Cooper shared that during that time, he and his mother fought “a lot about music” and other teenage things like “haircuts” and clothing styles.
Describing how strict his parents were, Cooper recalled getting grounded because he didn’t shave my mustache. “It wasn’t a mustache. I had a few random hairs,” he joked. “And I kept forgetting to do it. And my parents were like, ‘You’re ruining your Christian witness. You look like a drug dealer, and people are going to think that you serve Satan.’ It was always heavy like that.”
His mother’s death made Cooper realize many things he was being taught about religion weren’t true. “Jesus is real. The Bible is real,” he said, but “I think a lot of this [other] stuff needs to go.

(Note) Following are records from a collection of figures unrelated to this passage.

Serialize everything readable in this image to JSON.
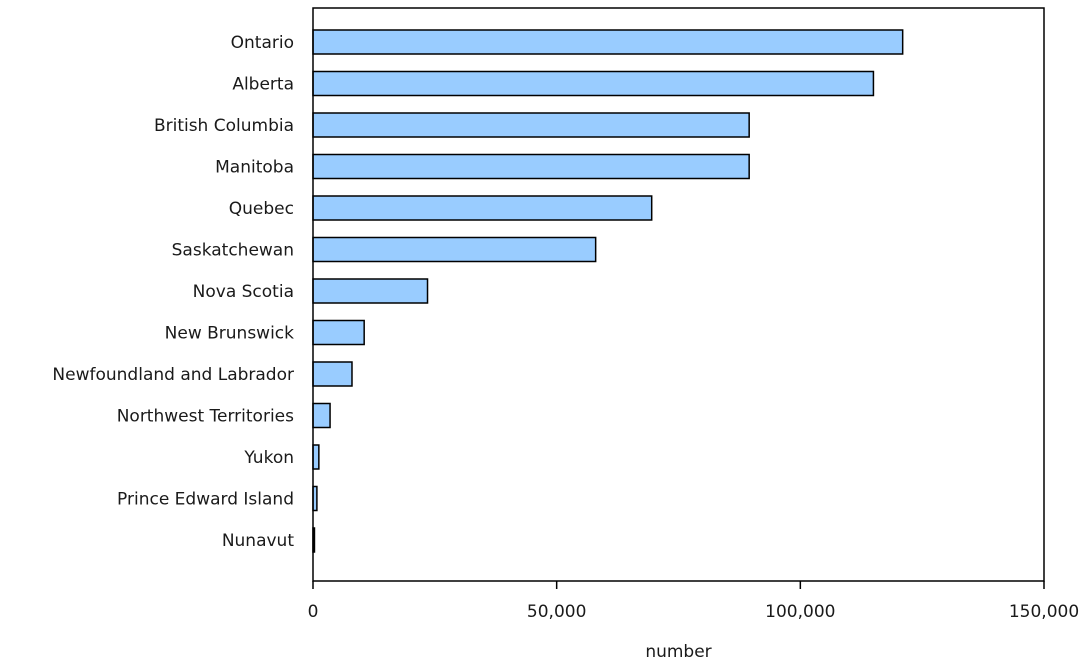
{
  "chart_data": {
    "type": "bar",
    "orientation": "horizontal",
    "categories": [
      "Ontario",
      "Alberta",
      "British Columbia",
      "Manitoba",
      "Quebec",
      "Saskatchewan",
      "Nova Scotia",
      "New Brunswick",
      "Newfoundland and Labrador",
      "Northwest Territories",
      "Yukon",
      "Prince Edward Island",
      "Nunavut"
    ],
    "values": [
      121000,
      115000,
      89500,
      89500,
      69500,
      58000,
      23500,
      10500,
      8000,
      3500,
      1200,
      800,
      300
    ],
    "title": "",
    "xlabel": "number",
    "ylabel": "",
    "xlim": [
      0,
      150000
    ],
    "xticks": [
      0,
      50000,
      100000,
      150000
    ],
    "xtick_labels": [
      "0",
      "50,000",
      "100,000",
      "150,000"
    ],
    "grid": false,
    "legend": "none",
    "bar_color": "#99ccff",
    "bar_outline": "#000000"
  }
}
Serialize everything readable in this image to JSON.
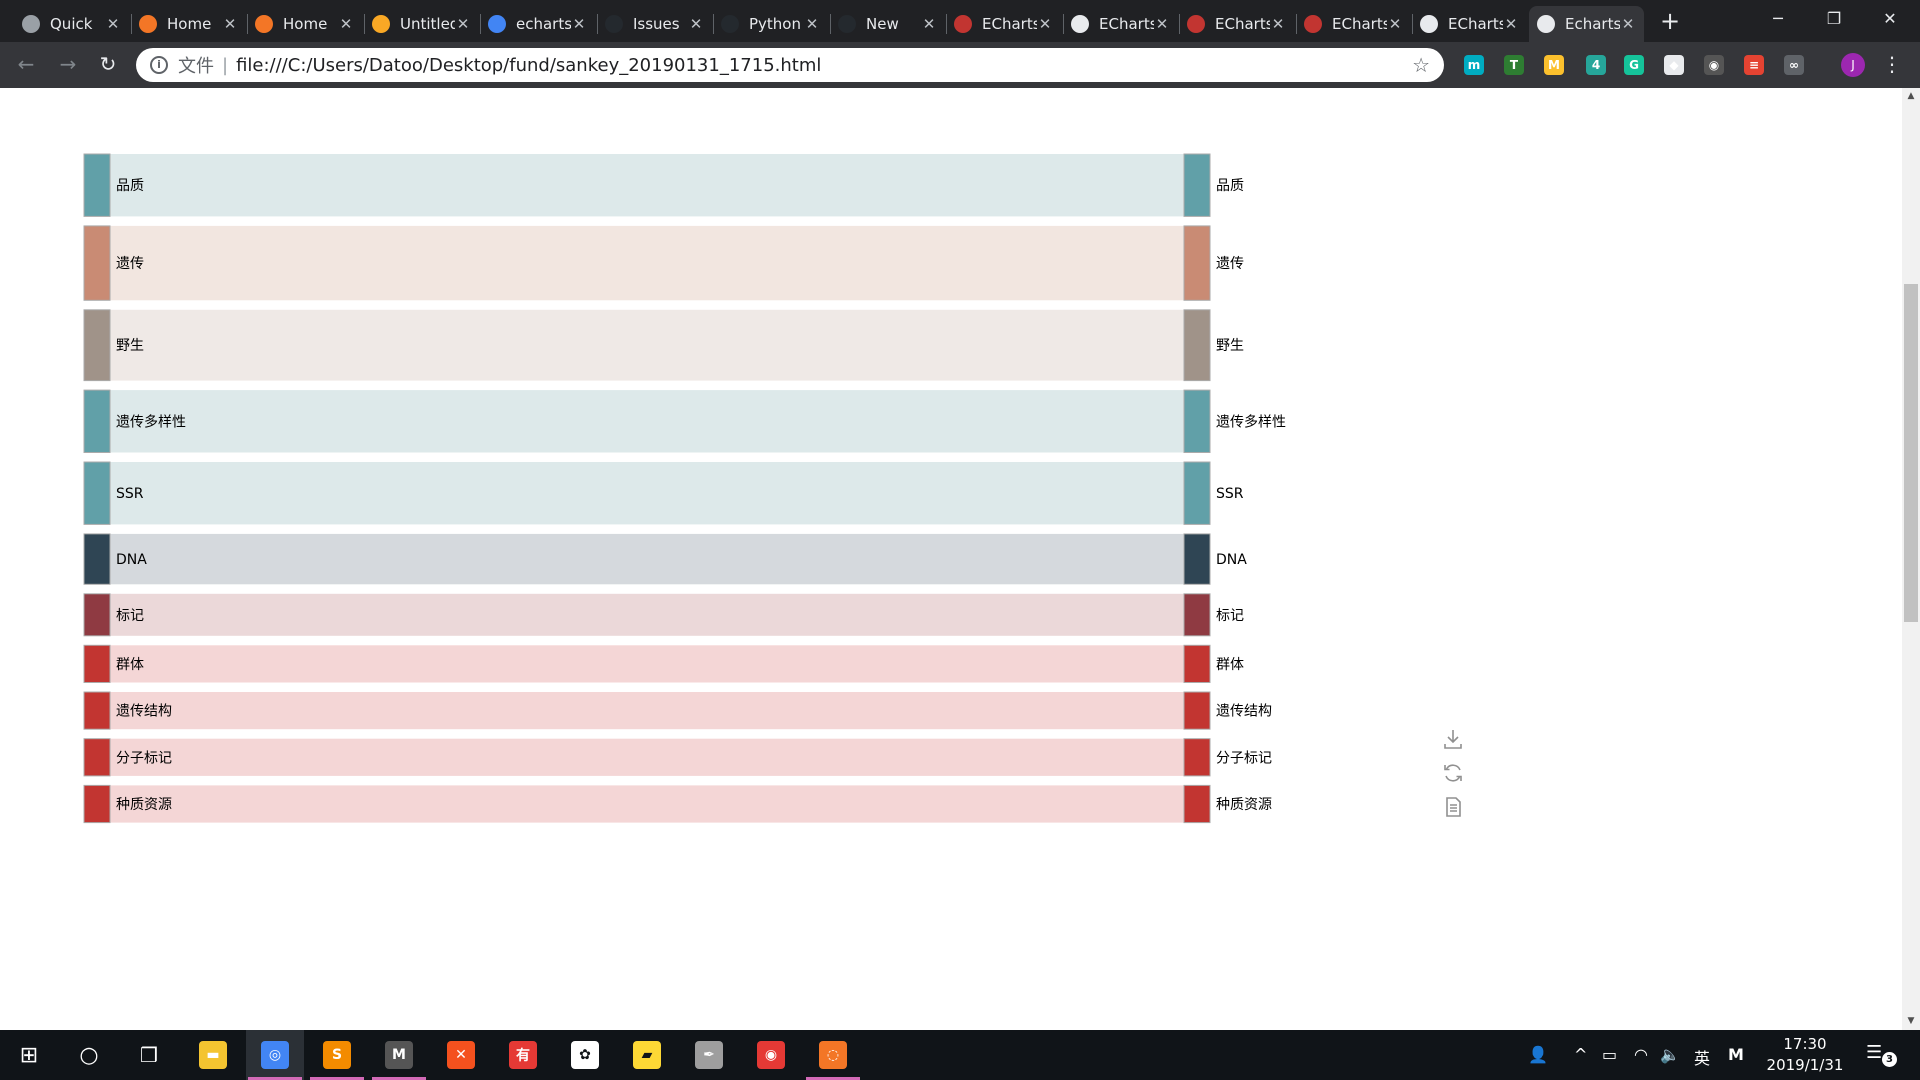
{
  "tabs": [
    {
      "title": "Quick",
      "favicon": "reading-list-icon",
      "color": "#9aa0a6"
    },
    {
      "title": "Home",
      "favicon": "jupyter-icon",
      "color": "#f37626"
    },
    {
      "title": "Home",
      "favicon": "jupyter-icon",
      "color": "#f37626"
    },
    {
      "title": "Untitled",
      "favicon": "notebook-icon",
      "color": "#f9a825"
    },
    {
      "title": "echarts",
      "favicon": "google-icon",
      "color": "#4285f4"
    },
    {
      "title": "Issues",
      "favicon": "github-icon",
      "color": "#24292e"
    },
    {
      "title": "Python",
      "favicon": "github-icon",
      "color": "#24292e"
    },
    {
      "title": "New",
      "favicon": "github-icon",
      "color": "#24292e"
    },
    {
      "title": "ECharts",
      "favicon": "echarts-icon",
      "color": "#c23531"
    },
    {
      "title": "ECharts",
      "favicon": "page-icon",
      "color": "#e8eaed"
    },
    {
      "title": "ECharts",
      "favicon": "echarts-icon",
      "color": "#c23531"
    },
    {
      "title": "ECharts",
      "favicon": "echarts-icon",
      "color": "#c23531"
    },
    {
      "title": "ECharts",
      "favicon": "page-icon",
      "color": "#e8eaed"
    },
    {
      "title": "Echarts",
      "favicon": "page-icon",
      "color": "#e8eaed",
      "active": true
    }
  ],
  "tab_close_glyph": "✕",
  "new_tab_glyph": "+",
  "window_controls": {
    "minimize": "─",
    "maximize": "❐",
    "close": "✕"
  },
  "toolbar": {
    "back_glyph": "←",
    "forward_glyph": "→",
    "reload_glyph": "↻",
    "info_glyph": "i",
    "scheme_label": "文件",
    "url": "file:///C:/Users/Datoo/Desktop/fund/sankey_20190131_1715.html",
    "bookmark_glyph": "☆",
    "menu_glyph": "⋮",
    "avatar_letter": "J"
  },
  "extensions": [
    {
      "name": "teal-circle-extension-icon",
      "color": "#00acc1",
      "glyph": "m"
    },
    {
      "name": "t-extension-icon",
      "color": "#2e7d32",
      "glyph": "T"
    },
    {
      "name": "m-extension-icon",
      "color": "#fbc02d",
      "glyph": "M"
    },
    {
      "name": "badge-extension-icon",
      "color": "#26a69a",
      "glyph": "4"
    },
    {
      "name": "grammarly-extension-icon",
      "color": "#15c39a",
      "glyph": "G"
    },
    {
      "name": "diamond-extension-icon",
      "color": "#e8eaed",
      "glyph": "◆"
    },
    {
      "name": "ring-extension-icon",
      "color": "#555555",
      "glyph": "◉"
    },
    {
      "name": "todoist-extension-icon",
      "color": "#e44332",
      "glyph": "≡"
    },
    {
      "name": "glasses-extension-icon",
      "color": "#5f6368",
      "glyph": "∞"
    }
  ],
  "chart_data": {
    "type": "sankey",
    "title": "",
    "left_nodes": [
      "品质",
      "遗传",
      "野生",
      "遗传多样性",
      "SSR",
      "DNA",
      "标记",
      "群体",
      "遗传结构",
      "分子标记",
      "种质资源"
    ],
    "right_nodes": [
      "品质",
      "遗传",
      "野生",
      "遗传多样性",
      "SSR",
      "DNA",
      "标记",
      "群体",
      "遗传结构",
      "分子标记",
      "种质资源"
    ],
    "links": [
      {
        "source": "品质",
        "target": "品质",
        "value": 52
      },
      {
        "source": "遗传",
        "target": "遗传",
        "value": 62
      },
      {
        "source": "野生",
        "target": "野生",
        "value": 59
      },
      {
        "source": "遗传多样性",
        "target": "遗传多样性",
        "value": 52
      },
      {
        "source": "SSR",
        "target": "SSR",
        "value": 52
      },
      {
        "source": "DNA",
        "target": "DNA",
        "value": 42
      },
      {
        "source": "标记",
        "target": "标记",
        "value": 35
      },
      {
        "source": "群体",
        "target": "群体",
        "value": 31
      },
      {
        "source": "遗传结构",
        "target": "遗传结构",
        "value": 31
      },
      {
        "source": "分子标记",
        "target": "分子标记",
        "value": 31
      },
      {
        "source": "种质资源",
        "target": "种质资源",
        "value": 31
      }
    ],
    "node_colors": [
      "#61a0a8",
      "#c98b74",
      "#a09389",
      "#61a0a8",
      "#61a0a8",
      "#2f4554",
      "#8f3a42",
      "#c23531",
      "#c23531",
      "#c23531",
      "#c23531"
    ],
    "link_colors": [
      "#dde9ea",
      "#f2e6e0",
      "#efe9e6",
      "#dde9ea",
      "#dde9ea",
      "#d5d9dd",
      "#ebd8d9",
      "#f4d6d6",
      "#f4d6d6",
      "#f4d6d6",
      "#f4d6d6"
    ]
  },
  "chart_toolbox": [
    {
      "name": "save-as-image-icon",
      "glyph": "download"
    },
    {
      "name": "restore-icon",
      "glyph": "refresh"
    },
    {
      "name": "data-view-icon",
      "glyph": "document"
    }
  ],
  "scrollbar": {
    "up_glyph": "▲",
    "down_glyph": "▼"
  },
  "taskbar": {
    "start_glyph": "⊞",
    "search_glyph": "○",
    "taskview_glyph": "❒",
    "apps": [
      {
        "name": "file-explorer-taskbar-icon",
        "color": "#f4c430",
        "glyph": "▬"
      },
      {
        "name": "chrome-taskbar-icon",
        "color": "#4285f4",
        "glyph": "◎",
        "active": true
      },
      {
        "name": "sublime-text-taskbar-icon",
        "color": "#f38b00",
        "glyph": "S"
      },
      {
        "name": "markdown-editor-taskbar-icon",
        "color": "#555555",
        "glyph": "M"
      },
      {
        "name": "xmind-taskbar-icon",
        "color": "#f4511e",
        "glyph": "✕"
      },
      {
        "name": "youdao-dict-taskbar-icon",
        "color": "#e53935",
        "glyph": "有"
      },
      {
        "name": "film-reel-taskbar-icon",
        "color": "#ffffff",
        "glyph": "✿"
      },
      {
        "name": "sticky-notes-taskbar-icon",
        "color": "#fdd835",
        "glyph": "▰"
      },
      {
        "name": "pen-app-taskbar-icon",
        "color": "#9e9e9e",
        "glyph": "✒"
      },
      {
        "name": "netease-music-taskbar-icon",
        "color": "#e53935",
        "glyph": "◉"
      },
      {
        "name": "jupyter-taskbar-icon",
        "color": "#f37626",
        "glyph": "◌"
      }
    ],
    "tray": {
      "people_glyph": "👤",
      "chevron_glyph": "^",
      "battery_glyph": "▭",
      "wifi_glyph": "◠",
      "volume_glyph": "🔈",
      "ime_label": "英",
      "ime_mode": "M",
      "time": "17:30",
      "date": "2019/1/31",
      "notification_count": "3",
      "notification_glyph": "☰"
    }
  }
}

And I just was like, I can listen to whatever I want to listen to. But the truth is, I still didn’t listen to secular metal. I listened to only Christian music.”
“Christian music was there for me. It really changed me, helped me, kept me grounded in my faith in incredible ways,” Cooper explained. Bands like Petra and Stryper and artists like Amy Grant and Michael W. Smith were very influential to Skillet’s frontman. They “really helped me because they really sang—most of them—Scripture most of the time,” he said.
It was then that Cooper began to contemplate writing songs that could help those struggling with “depression, suicidal thoughts, a death, [or] getting bullied at school.”